Les Brahmanes (al-Barâhima) adorent Allâh d’une façon absolue, non pas d’après quelque prophète ou envoyé divin. Ou plutôt ils professent qu’il n’y a rien qui ne soit créature d’Allâh dans l’existence, mais ils refusent d’une façon absolue d’admettre les prophètes et les envoyés (comme devant apporter quelque chose qui ne se trouve pas déjà dans l’homme). Leur culte de la vérité est une espèce d’adoration comparable à celle des « envoyés divins » (rusul) avant que ceux-ci ne soient chargés de leur mission (qabl al-irsâl) (c’est-à-dire selon une conception de totale universalité et autonomie de l’être). 

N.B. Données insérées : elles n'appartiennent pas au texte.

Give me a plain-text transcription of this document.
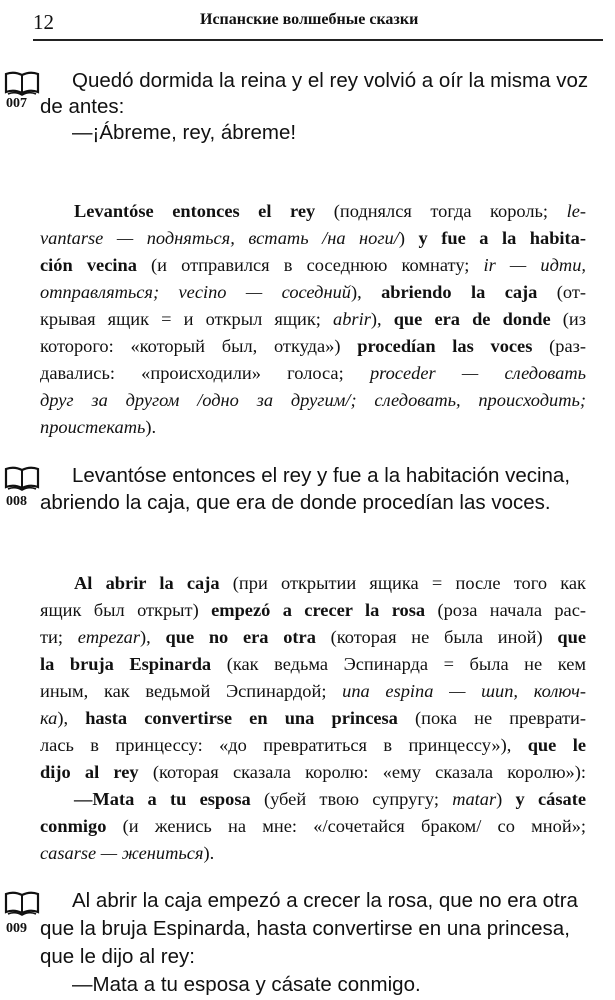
12	Испанские волшебные сказки
007
Quedó dormida la reina y el rey volvió a oír la misma voz
de antes:
—¡Ábreme, rey, ábreme!
Levantóse entonces el rey (поднялся тогда король; le-
vantarse — подняться, встать /на ноги/) y fue a la habita-
ción vecina (и отправился в соседнюю комнату; ir — идти,
отправляться; vecino — соседний), abriendo la caja (от-
крывая ящик = и открыл ящик; abrir), que era de donde (из
которого: «который был, откуда») procedían las voces (раз-
давались: «происходили» голоса; proceder — следовать
друг за другом /одно за другим/; следовать, происходить;
проистекать).
008
Levantóse entonces el rey y fue a la habitación vecina,
abriendo la caja, que era de donde procedían las voces.
Al abrir la caja (при открытии ящика = после того как
ящик был открыт) empezó a crecer la rosa (роза начала рас-
ти; empezar), que no era otra (которая не была иной) que
la bruja Espinarda (как ведьма Эспинарда = была не кем
иным, как ведьмой Эспинардой; una espina — шип, колюч-
ка), hasta convertirse en una princesa (пока не преврати-
лась в принцессу: «до превратиться в принцессу»), que le
dijo al rey (которая сказала королю: «ему сказала королю»):
—Mata a tu esposa (убей твою супругу; matar) y cásate
conmigo (и женись на мне: «/сочетайся браком/ со мной»;
casarse — жениться).
009
Al abrir la caja empezó a crecer la rosa, que no era otra
que la bruja Espinarda, hasta convertirse en una princesa,
que le dijo al rey:
—Mata a tu esposa y cásate conmigo.
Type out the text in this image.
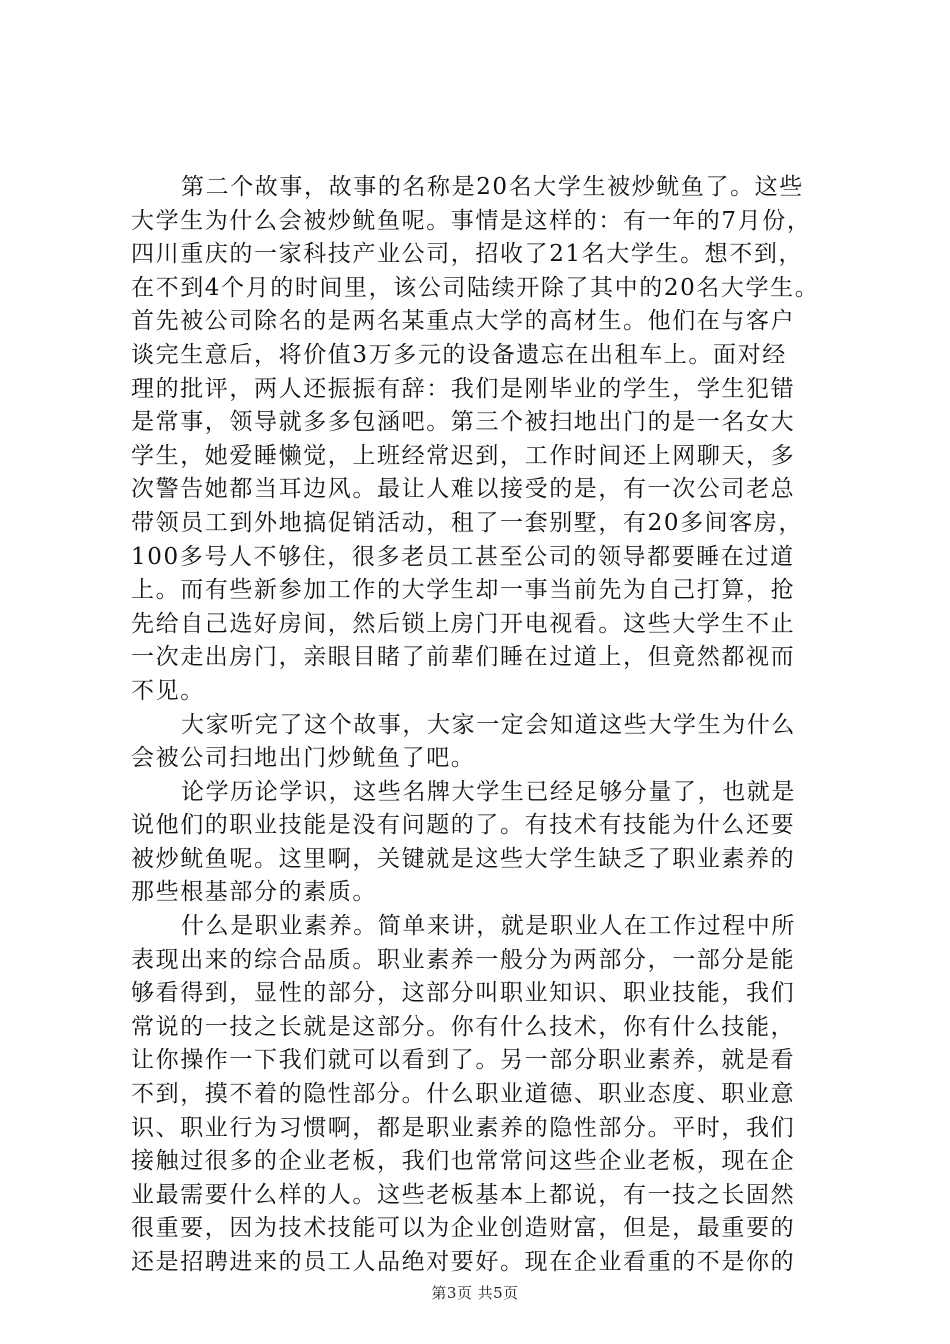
第二个故事，故事的名称是20名大学生被炒鱿鱼了。这些
大学生为什么会被炒鱿鱼呢。事情是这样的：有一年的7月份，
四川重庆的一家科技产业公司，招收了21名大学生。想不到，
在不到4个月的时间里，该公司陆续开除了其中的20名大学生。
首先被公司除名的是两名某重点大学的高材生。他们在与客户
谈完生意后，将价值3万多元的设备遗忘在出租车上。面对经
理的批评，两人还振振有辞：我们是刚毕业的学生，学生犯错
是常事，领导就多多包涵吧。第三个被扫地出门的是一名女大
学生，她爱睡懒觉，上班经常迟到，工作时间还上网聊天，多
次警告她都当耳边风。最让人难以接受的是，有一次公司老总
带领员工到外地搞促销活动，租了一套别墅，有20多间客房，
100多号人不够住，很多老员工甚至公司的领导都要睡在过道
上。而有些新参加工作的大学生却一事当前先为自己打算，抢
先给自己选好房间，然后锁上房门开电视看。这些大学生不止
一次走出房门，亲眼目睹了前辈们睡在过道上，但竟然都视而
不见。
大家听完了这个故事，大家一定会知道这些大学生为什么
会被公司扫地出门炒鱿鱼了吧。
论学历论学识，这些名牌大学生已经足够分量了，也就是
说他们的职业技能是没有问题的了。有技术有技能为什么还要
被炒鱿鱼呢。这里啊，关键就是这些大学生缺乏了职业素养的
那些根基部分的素质。
什么是职业素养。简单来讲，就是职业人在工作过程中所
表现出来的综合品质。职业素养一般分为两部分，一部分是能
够看得到，显性的部分，这部分叫职业知识、职业技能，我们
常说的一技之长就是这部分。你有什么技术，你有什么技能，
让你操作一下我们就可以看到了。另一部分职业素养，就是看
不到，摸不着的隐性部分。什么职业道德、职业态度、职业意
识、职业行为习惯啊，都是职业素养的隐性部分。平时，我们
接触过很多的企业老板，我们也常常问这些企业老板，现在企
业最需要什么样的人。这些老板基本上都说，有一技之长固然
很重要，因为技术技能可以为企业创造财富，但是，最重要的
还是招聘进来的员工人品绝对要好。现在企业看重的不是你的
第3页 共5页
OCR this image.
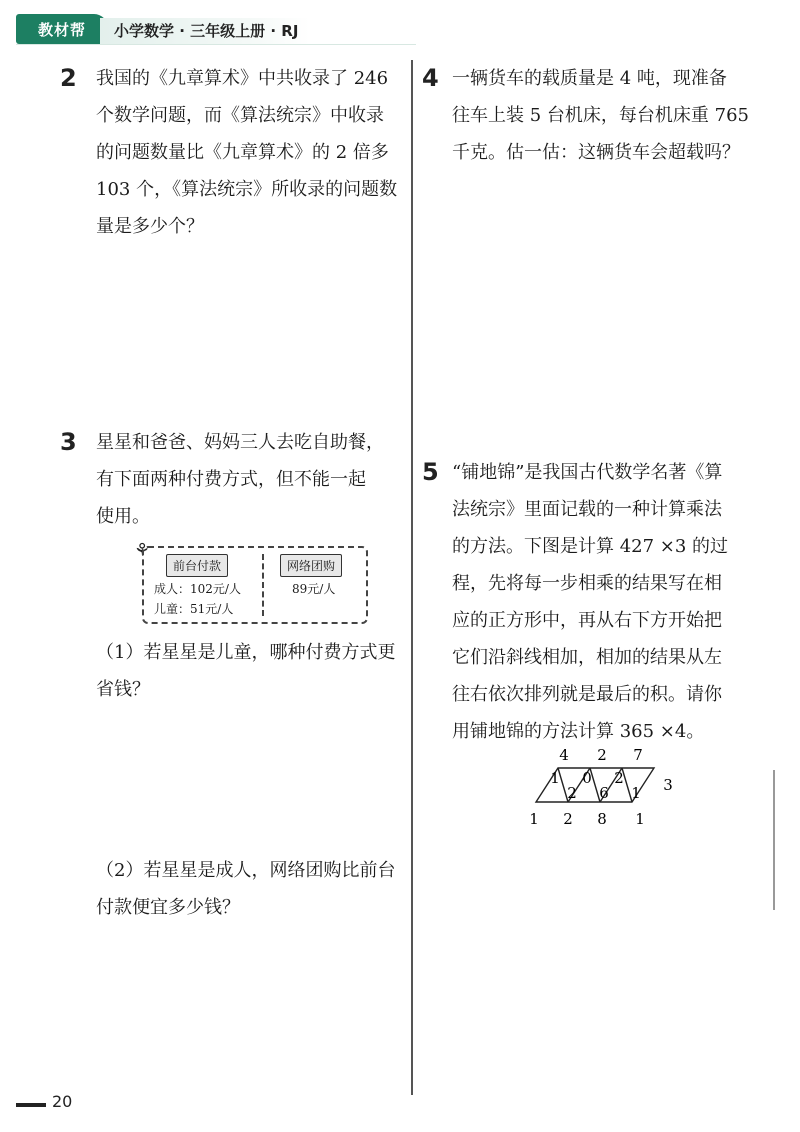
教材帮	小学数学 · 三年级上册 · RJ
2 我国的《九章算术》中共收录了 246
个数学问题，而《算法统宗》中收录
的问题数量比《九章算术》的 2 倍多
103 个，《算法统宗》所收录的问题数
量是多少个？
3 星星和爸爸、妈妈三人去吃自助餐，
有下面两种付费方式，但不能一起
使用。
⚘
前台付款
成人：102元/人
儿童：51元/人
网络团购
89元/人
（1）若星星是儿童，哪种付费方式更
省钱？
（2）若星星是成人，网络团购比前台
付款便宜多少钱？
4 一辆货车的载质量是 4 吨，现准备
往车上装 5 台机床，每台机床重 765
千克。估一估：这辆货车会超载吗？
5 “铺地锦”是我国古代数学名著《算
法统宗》里面记载的一种计算乘法
的方法。下图是计算 427 ×3 的过
程，先将每一步相乘的结果写在相
应的正方形中，再从右下方开始把
它们沿斜线相加，相加的结果从左
往右依次排列就是最后的积。请你
用铺地锦的方法计算 365 ×4。
4 2 7
1
2
0
6
2
1 3
1 2 8 1
20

Les Brahmanes prétendent être les enfants d’Abraham ; ils disent aussi qu’ils détiennent de lui un livre rédigé pour eux de sa propre part ; ils ne disent pas qu’Abraham l’ait apporté de la part de son Seigneur. Ce livre contient des vérités fondamentales (al-Haqa’iq) et comporte 5 parties : 4 dont la lecture est accessible à chacun et une 5ème, qui n’est accessible qu’à de rares cas parmi eux, en raison de sa profondeur. Or c’est une chose connue que celui qui lit cette 5e partie de leur écriture, nécessairement arrive à l’Islam et entre dans la religion de Muhammad. Cette catégorie d’hommes se trouve surtout dans les pays du Hind (29). Mais il y en a d’autres qui empruntent les apparences de ces derniers et prétendent être eux-aussi des Brahmanes, alors qu’ils ne le sont pas en réalité ; ce sont ceux qu’on connaît comme adorateur des idoles.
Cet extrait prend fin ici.